Seit drei Jahren ist der Biber nun ansässig im Steckibach bei Allmendingen b. Bern. Der kleine Bach fliesst entlang besten Kulturlands. Die Bachböschung ist mit verschiedenem Gehölz und Baumarten versehen – ein idealer Lebensraum für das Nagetier. «Seit der Biber da ist, haben wir nicht nur mit verstopften und nicht mehr funktionstüchtigen Drainagen zu kämpfen, sondern auch mit Schäden in den Ackerkulturen», sagt Ruedi Wüthrich.
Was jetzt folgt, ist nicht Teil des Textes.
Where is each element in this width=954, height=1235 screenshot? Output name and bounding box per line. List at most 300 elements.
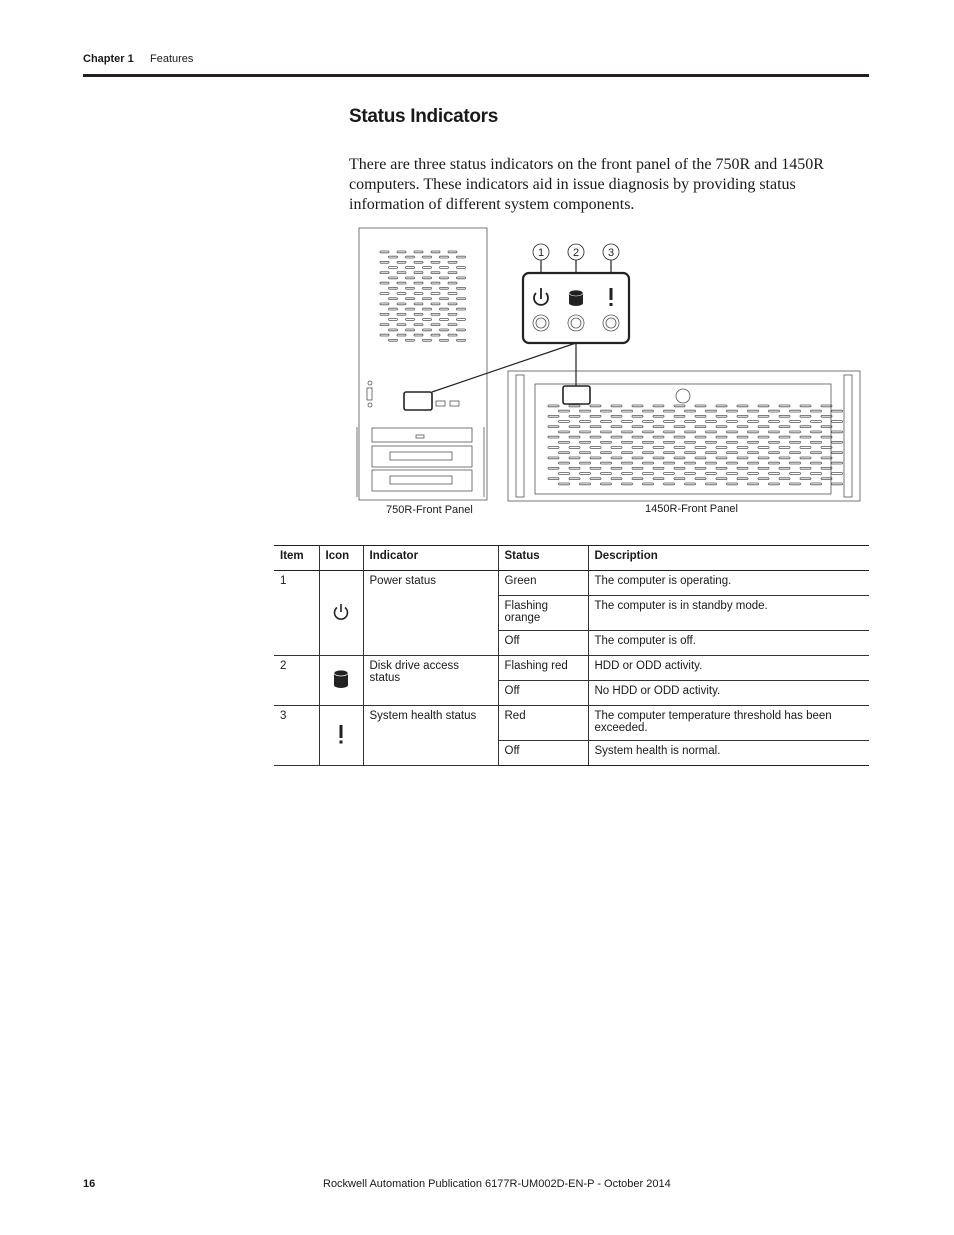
vent-slot [440,256,449,258]
vent-slot [769,483,780,485]
vent-slot [758,467,769,469]
vent-slot [559,441,570,443]
vent-slot [457,287,466,289]
vent-slot [448,293,457,295]
vent-slot [790,452,801,454]
vent-slot [758,426,769,428]
vent-slot [821,436,832,438]
vent-slot [440,298,449,300]
vent-slot [380,251,389,253]
vent-slot [601,473,612,475]
vent-slot [580,483,591,485]
vent-slot [643,410,654,412]
vent-slot [611,426,622,428]
vent-slot [431,282,440,284]
vent-slot [695,436,706,438]
callout-number-1: 1 [537,247,545,259]
front-panel-figure [340,222,870,522]
vent-slot [737,478,748,480]
vent-slot [695,467,706,469]
vent-slot [423,287,432,289]
vent-slot [397,293,406,295]
vent-slot [632,467,643,469]
vent-slot [389,298,398,300]
vent-slot [664,452,675,454]
icon-cell [319,706,363,766]
vent-slot [431,251,440,253]
vent-slot [695,415,706,417]
vent-slot [769,431,780,433]
vent-slot [758,447,769,449]
vent-slot [622,431,633,433]
vent-slot [397,251,406,253]
vent-slot [406,287,415,289]
vent-slot [811,452,822,454]
vent-slot [758,478,769,480]
vent-slot [758,405,769,407]
vent-slot [632,405,643,407]
vent-slot [664,410,675,412]
vent-slot [664,473,675,475]
vent-slot [716,405,727,407]
vent-slot [611,447,622,449]
vent-slot [622,483,633,485]
vent-slot [758,457,769,459]
vent-slot [380,303,389,305]
vent-slot [569,436,580,438]
vent-slot [590,415,601,417]
vent-slot [779,457,790,459]
vent-slot [448,282,457,284]
vent-slot [431,261,440,263]
vent-slot [397,303,406,305]
vent-slot [769,421,780,423]
vent-slot [414,313,423,315]
vent-slot [758,436,769,438]
header-status: Status [498,546,588,571]
vent-slot [611,478,622,480]
vent-slot [406,298,415,300]
vent-slot [406,267,415,269]
vent-slot [632,478,643,480]
vent-slot [559,410,570,412]
vent-slot [440,319,449,321]
vent-slot [457,319,466,321]
tower-indicator-box [404,392,432,410]
status-value: Off [498,631,588,656]
status-value: Green [498,571,588,596]
vent-slot [643,483,654,485]
vent-slot [548,478,559,480]
vent-slot [832,473,843,475]
vent-slot [457,277,466,279]
vent-slot [414,261,423,263]
vent-slot [601,452,612,454]
icon-cell [319,656,363,706]
vent-slot [653,415,664,417]
vent-slot [448,303,457,305]
vent-slot [423,339,432,341]
vent-slot [769,462,780,464]
vent-slot [706,462,717,464]
vent-slot [389,256,398,258]
vent-slot [423,329,432,331]
vent-slot [737,405,748,407]
status-description: The computer temperature threshold has been exceeded. [588,706,869,741]
vent-slot [695,405,706,407]
vent-slot [601,483,612,485]
vent-slot [737,447,748,449]
indicator-callout-panel [523,273,629,343]
vent-slot [737,415,748,417]
vent-slot [653,457,664,459]
vent-slot [716,426,727,428]
vent-slot [622,441,633,443]
item-number: 2 [274,656,319,706]
vent-slot [389,339,398,341]
vent-slot [440,339,449,341]
vent-slot [457,298,466,300]
table-header-row [274,546,869,571]
vent-slot [779,415,790,417]
vent-slot [590,436,601,438]
vent-slot [414,272,423,274]
vent-slot [737,467,748,469]
status-value: Off [498,681,588,706]
vent-slot [769,452,780,454]
vent-slot [414,303,423,305]
disk-drive-icon [331,668,351,690]
vent-slot [457,267,466,269]
vent-slot [737,457,748,459]
vent-slot [706,441,717,443]
publication-info: Rockwell Automation Publication 6177R-UM002D-EN-P - October 2014 [323,1178,671,1190]
vent-slot [431,334,440,336]
vent-slot [559,421,570,423]
vent-slot [448,251,457,253]
vent-slot [674,436,685,438]
vent-slot [406,319,415,321]
vent-slot [380,334,389,336]
power-icon [331,602,351,622]
vent-slot [580,410,591,412]
vent-slot [727,483,738,485]
tower-750r-outline [359,228,487,500]
vent-slot [406,339,415,341]
vent-slot [569,447,580,449]
vent-slot [800,436,811,438]
vent-slot [748,452,759,454]
vent-slot [431,293,440,295]
vent-slot [674,405,685,407]
vent-slot [695,457,706,459]
vent-slot [559,431,570,433]
vent-slot [727,441,738,443]
item-number: 3 [274,706,319,766]
vent-slot [431,303,440,305]
vent-slot [643,441,654,443]
vent-slot [457,308,466,310]
vent-slot [622,421,633,423]
vent-slot [440,329,449,331]
status-value: Flashing orange [498,596,588,631]
vent-slot [727,473,738,475]
vent-slot [448,272,457,274]
table-row [274,571,869,596]
vent-slot [653,467,664,469]
vent-slot [611,405,622,407]
vent-slot [643,473,654,475]
vent-slot [695,426,706,428]
vent-slot [716,447,727,449]
intro-paragraph: There are three status indicators on the front panel of the 750R and 1450R computers. These indicators aid in issue diagnosis by providing status information of different system components. [349,156,824,213]
vent-slot [457,329,466,331]
vent-slot [380,261,389,263]
vent-slot [406,308,415,310]
vent-slot [821,467,832,469]
vent-slot [431,272,440,274]
vent-slot [716,478,727,480]
callout-exclamation-icon [610,288,613,306]
vent-slot [632,436,643,438]
vent-slot [389,267,398,269]
vent-slot [431,324,440,326]
status-description: The computer is in standby mode. [588,596,869,631]
vent-slot [674,426,685,428]
vent-slot [622,473,633,475]
callout-power-icon [534,288,548,305]
vent-slot [380,313,389,315]
vent-slot [790,410,801,412]
vent-slot [790,431,801,433]
vent-slot [790,473,801,475]
vent-slot [716,457,727,459]
vent-slot [448,313,457,315]
vent-slot [821,426,832,428]
vent-slot [706,452,717,454]
vent-slot [590,457,601,459]
vent-slot [685,473,696,475]
status-value: Flashing red [498,656,588,681]
vent-slot [440,308,449,310]
vent-slot [580,441,591,443]
vent-slot [653,426,664,428]
vent-slot [622,462,633,464]
vent-slot [397,272,406,274]
vent-slot [748,483,759,485]
vent-slot [397,334,406,336]
vent-slot [800,467,811,469]
vent-slot [548,447,559,449]
header-icon: Icon [319,546,363,571]
vent-slot [790,462,801,464]
vent-slot [423,308,432,310]
vent-slot [397,261,406,263]
vent-slot [423,267,432,269]
vent-slot [448,261,457,263]
vent-slot [448,334,457,336]
vent-slot [790,483,801,485]
vent-slot [559,462,570,464]
vent-slot [779,436,790,438]
vent-slot [706,410,717,412]
vent-slot [643,431,654,433]
front-panel-illustration [340,222,870,522]
vent-slot [664,421,675,423]
vent-slot [548,467,559,469]
vent-slot [632,426,643,428]
status-indicator-table [274,545,869,766]
rack-indicator-box [563,386,590,404]
vent-slot [569,467,580,469]
vent-slot [832,483,843,485]
header-indicator: Indicator [363,546,498,571]
vent-slot [811,483,822,485]
callout-disk-drive-icon [569,290,583,306]
vent-slot [580,462,591,464]
vent-slot [664,483,675,485]
vent-slot [423,298,432,300]
vent-slot [800,405,811,407]
table-row [274,656,869,681]
vent-slot [569,478,580,480]
vent-slot [685,421,696,423]
vent-slot [548,457,559,459]
vent-slot [590,478,601,480]
vent-slot [414,282,423,284]
vent-slot [674,415,685,417]
exclamation-icon [336,723,346,745]
vent-slot [800,447,811,449]
vent-slot [664,431,675,433]
status-description: HDD or ODD activity. [588,656,869,681]
vent-slot [380,293,389,295]
vent-slot [414,334,423,336]
vent-slot [653,405,664,407]
vent-slot [559,483,570,485]
vent-slot [706,431,717,433]
caption-1450r: 1450R-Front Panel [645,503,738,515]
vent-slot [580,431,591,433]
vent-slot [632,457,643,459]
vent-slot [779,467,790,469]
vent-slot [811,421,822,423]
vent-slot [716,436,727,438]
vent-slot [448,324,457,326]
vent-slot [622,452,633,454]
indicator-name: Disk drive access status [363,656,498,706]
status-value: Red [498,706,588,741]
vent-slot [706,421,717,423]
vent-slot [406,277,415,279]
section-label: Features [150,53,194,65]
vent-slot [769,441,780,443]
vent-slot [779,447,790,449]
vent-slot [832,452,843,454]
vent-slot [611,436,622,438]
vent-slot [601,421,612,423]
vent-slot [758,415,769,417]
vent-slot [821,415,832,417]
vent-slot [548,405,559,407]
vent-slot [632,415,643,417]
vent-slot [406,329,415,331]
vent-slot [389,277,398,279]
vent-slot [674,478,685,480]
status-description: The computer is operating. [588,571,869,596]
vent-slot [643,462,654,464]
vent-slot [727,452,738,454]
vent-slot [380,272,389,274]
vent-slot [440,287,449,289]
vent-slot [590,405,601,407]
indicator-name: System health status [363,706,498,766]
vent-slot [727,462,738,464]
vent-slot [664,462,675,464]
vent-slot [779,405,790,407]
vent-slot [748,462,759,464]
vent-slot [601,410,612,412]
callout-number-3: 3 [607,247,615,259]
vent-slot [632,447,643,449]
vent-slot [748,410,759,412]
vent-slot [580,473,591,475]
vent-slot [431,313,440,315]
vent-slot [559,452,570,454]
vent-slot [811,431,822,433]
vent-slot [748,473,759,475]
vent-slot [811,473,822,475]
vent-slot [716,467,727,469]
vent-slot [800,415,811,417]
vent-slot [800,478,811,480]
vent-slot [811,410,822,412]
vent-slot [790,421,801,423]
vent-slot [457,339,466,341]
vent-slot [601,462,612,464]
vent-slot [389,287,398,289]
status-value: Off [498,741,588,766]
vent-slot [695,447,706,449]
vent-slot [389,319,398,321]
vent-slot [811,462,822,464]
vent-slot [674,447,685,449]
header-description: Description [588,546,869,571]
header-item: Item [274,546,319,571]
caption-750r: 750R-Front Panel [386,504,473,516]
vent-slot [685,410,696,412]
vent-slot [590,426,601,428]
page-number: 16 [83,1178,96,1190]
vent-slot [611,457,622,459]
vent-slot [559,473,570,475]
status-description: No HDD or ODD activity. [588,681,869,706]
vent-slot [716,415,727,417]
vent-slot [769,473,780,475]
vent-slot [580,421,591,423]
vent-slot [832,431,843,433]
vent-slot [389,329,398,331]
vent-slot [414,293,423,295]
vent-slot [821,478,832,480]
vent-slot [423,319,432,321]
vent-slot [548,436,559,438]
vent-slot [569,457,580,459]
vent-slot [653,447,664,449]
vent-slot [380,324,389,326]
vent-slot [397,313,406,315]
page-header [83,53,194,65]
Denn der Nager hat Mais, Rüben und Gras zum Fressen gerne. «Wir können und wollen nicht mehr tatenlos zusehen, wie der Biber sich in unserem besten Ackerbaugebiet ausbreitet», hält der Meisterlandwirt fest. So ist auch eine 3,3 ha grosse Parzelle von Wüthrich von der Anwesenheit des Bibers betroffen. Wegen des nicht mehr gut funktionierenden Drainagennetzes fliesst das Regenwasser nicht mehr richtig ab und es kommt zu Staunässe auf dem Feld.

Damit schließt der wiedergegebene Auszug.